Reince Priebus understands politics.

His understanding has served him well. The Wisconsinite has since 2011 kept billionaires from New York and evangelicals from rural Iowa in the same tent, maintaining the confidence of the party's contentious candidates and constituencies. It's possible to disagree with Priebus on most every issue, as I do, and still recognize that he is an able tactician who has done much to shape his party up for the 2016 presidential election.

Now, however, he faces a disruption named Donald Trump.

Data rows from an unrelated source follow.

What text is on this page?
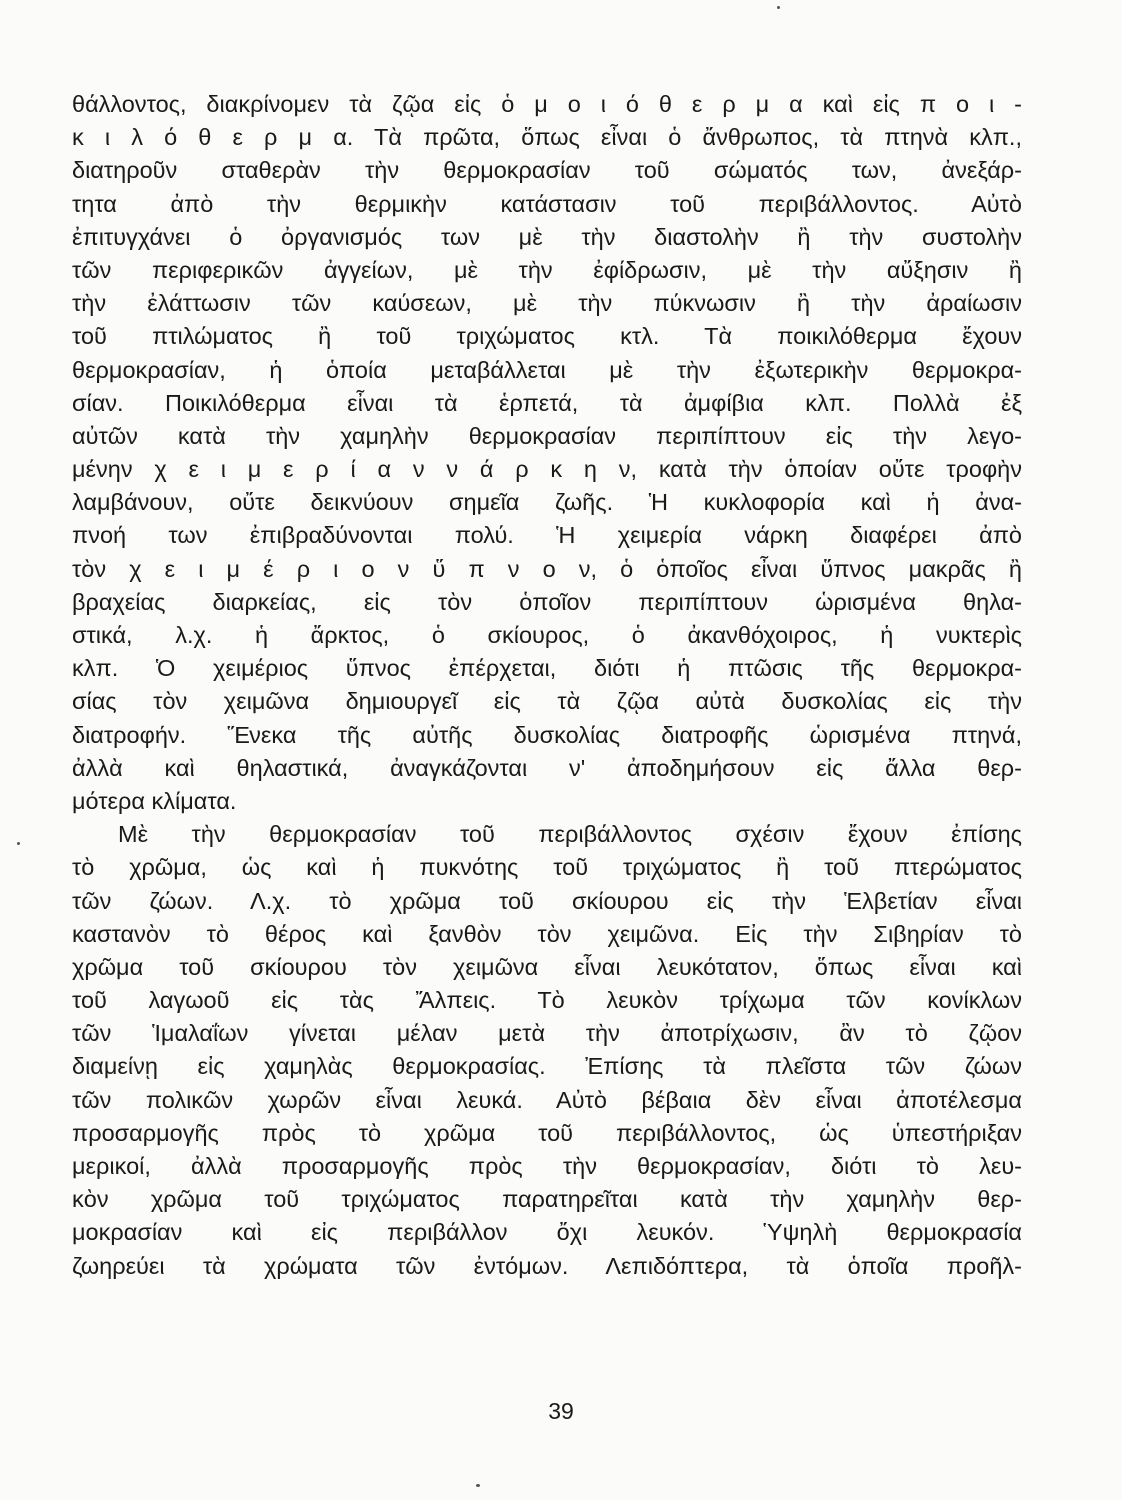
θάλλοντος, διακρίνομεν τὰ ζῷα εἰς ὁ μ ο ι ό θ ε ρ μ α καὶ εἰς π ο ι -
κ ι λ ό θ ε ρ μ α. Τὰ πρῶτα, ὅπως εἶναι ὁ ἄνθρωπος, τὰ πτηνὰ κλπ.,
διατηροῦν σταθερὰν τὴν θερμοκρασίαν τοῦ σώματός των, ἀνεξάρ-
τητα ἀπὸ τὴν θερμικὴν κατάστασιν τοῦ περιβάλλοντος. Αὐτὸ
ἐπιτυγχάνει ὁ ὀργανισμός των μὲ τὴν διαστολὴν ἢ τὴν συστολὴν
τῶν περιφερικῶν ἀγγείων, μὲ τὴν ἐφίδρωσιν, μὲ τὴν αὔξησιν ἢ
τὴν ἐλάττωσιν τῶν καύσεων, μὲ τὴν πύκνωσιν ἢ τὴν ἀραίωσιν
τοῦ πτιλώματος ἢ τοῦ τριχώματος κτλ. Τὰ ποικιλόθερμα ἔχουν
θερμοκρασίαν, ἡ ὁποία μεταβάλλεται μὲ τὴν ἐξωτερικὴν θερμοκρα-
σίαν. Ποικιλόθερμα εἶναι τὰ ἑρπετά, τὰ ἀμφίβια κλπ. Πολλὰ ἐξ
αὐτῶν κατὰ τὴν χαμηλὴν θερμοκρασίαν περιπίπτουν εἰς τὴν λεγο-
μένην χ ε ι μ ε ρ ί α ν ν ά ρ κ η ν, κατὰ τὴν ὁποίαν οὔτε τροφὴν
λαμβάνουν, οὔτε δεικνύουν σημεῖα ζωῆς. Ἡ κυκλοφορία καὶ ἡ ἀνα-
πνοή των ἐπιβραδύνονται πολύ. Ἡ χειμερία νάρκη διαφέρει ἀπὸ
τὸν χ ε ι μ έ ρ ι ο ν ὕ π ν ο ν, ὁ ὁποῖος εἶναι ὕπνος μακρᾶς ἢ
βραχείας διαρκείας, εἰς τὸν ὁποῖον περιπίπτουν ὡρισμένα θηλα-
στικά, λ.χ. ἡ ἄρκτος, ὁ σκίουρος, ὁ ἀκανθόχοιρος, ἡ νυκτερὶς
κλπ. Ὁ χειμέριος ὕπνος ἐπέρχεται, διότι ἡ πτῶσις τῆς θερμοκρα-
σίας τὸν χειμῶνα δημιουργεῖ εἰς τὰ ζῷα αὐτὰ δυσκολίας εἰς τὴν
διατροφήν. Ἕνεκα τῆς αὐτῆς δυσκολίας διατροφῆς ὡρισμένα πτηνά,
ἀλλὰ καὶ θηλαστικά, ἀναγκάζονται ν' ἀποδημήσουν εἰς ἄλλα θερ-
μότερα κλίματα.
Μὲ τὴν θερμοκρασίαν τοῦ περιβάλλοντος σχέσιν ἔχουν ἐπίσης
τὸ χρῶμα, ὡς καὶ ἡ πυκνότης τοῦ τριχώματος ἢ τοῦ πτερώματος
τῶν ζώων. Λ.χ. τὸ χρῶμα τοῦ σκίουρου εἰς τὴν Ἑλβετίαν εἶναι
καστανὸν τὸ θέρος καὶ ξανθὸν τὸν χειμῶνα. Εἰς τὴν Σιβηρίαν τὸ
χρῶμα τοῦ σκίουρου τὸν χειμῶνα εἶναι λευκότατον, ὅπως εἶναι καὶ
τοῦ λαγωοῦ εἰς τὰς Ἄλπεις. Τὸ λευκὸν τρίχωμα τῶν κονίκλων
τῶν Ἱμαλαΐων γίνεται μέλαν μετὰ τὴν ἀποτρίχωσιν, ἂν τὸ ζῷον
διαμείνῃ εἰς χαμηλὰς θερμοκρασίας. Ἐπίσης τὰ πλεῖστα τῶν ζώων
τῶν πολικῶν χωρῶν εἶναι λευκά. Αὐτὸ βέβαια δὲν εἶναι ἀποτέλεσμα
προσαρμογῆς πρὸς τὸ χρῶμα τοῦ περιβάλλοντος, ὡς ὑπεστήριξαν
μερικοί, ἀλλὰ προσαρμογῆς πρὸς τὴν θερμοκρασίαν, διότι τὸ λευ-
κὸν χρῶμα τοῦ τριχώματος παρατηρεῖται κατὰ τὴν χαμηλὴν θερ-
μοκρασίαν καὶ εἰς περιβάλλον ὄχι λευκόν. Ὑψηλὴ θερμοκρασία
ζωηρεύει τὰ χρώματα τῶν ἐντόμων. Λεπιδόπτερα, τὰ ὁποῖα προῆλ-
39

Priebus set up a debate schedule that was designed to highlight the strengths of GOP candidates and to avoid the pitfalls of 2012, when a long debate schedule and candidates with little to lose tripped up Mitt Romney. Now, however, Priebus faces the prospect of debates focused almost entirely on a candidate who could make the worst of the 2012 debates look like gatherings of the Oxford Union Society.

Trump is leading in the polls. that will decide which candidates get prime debate slots -- and which are excluded from the main event. The billionaire will have a place in the first debate Priebus has arranged for top-tier candidates on August 6. And Trump is likely to keep his poll numbers high enough to gain a place in the debates to follow.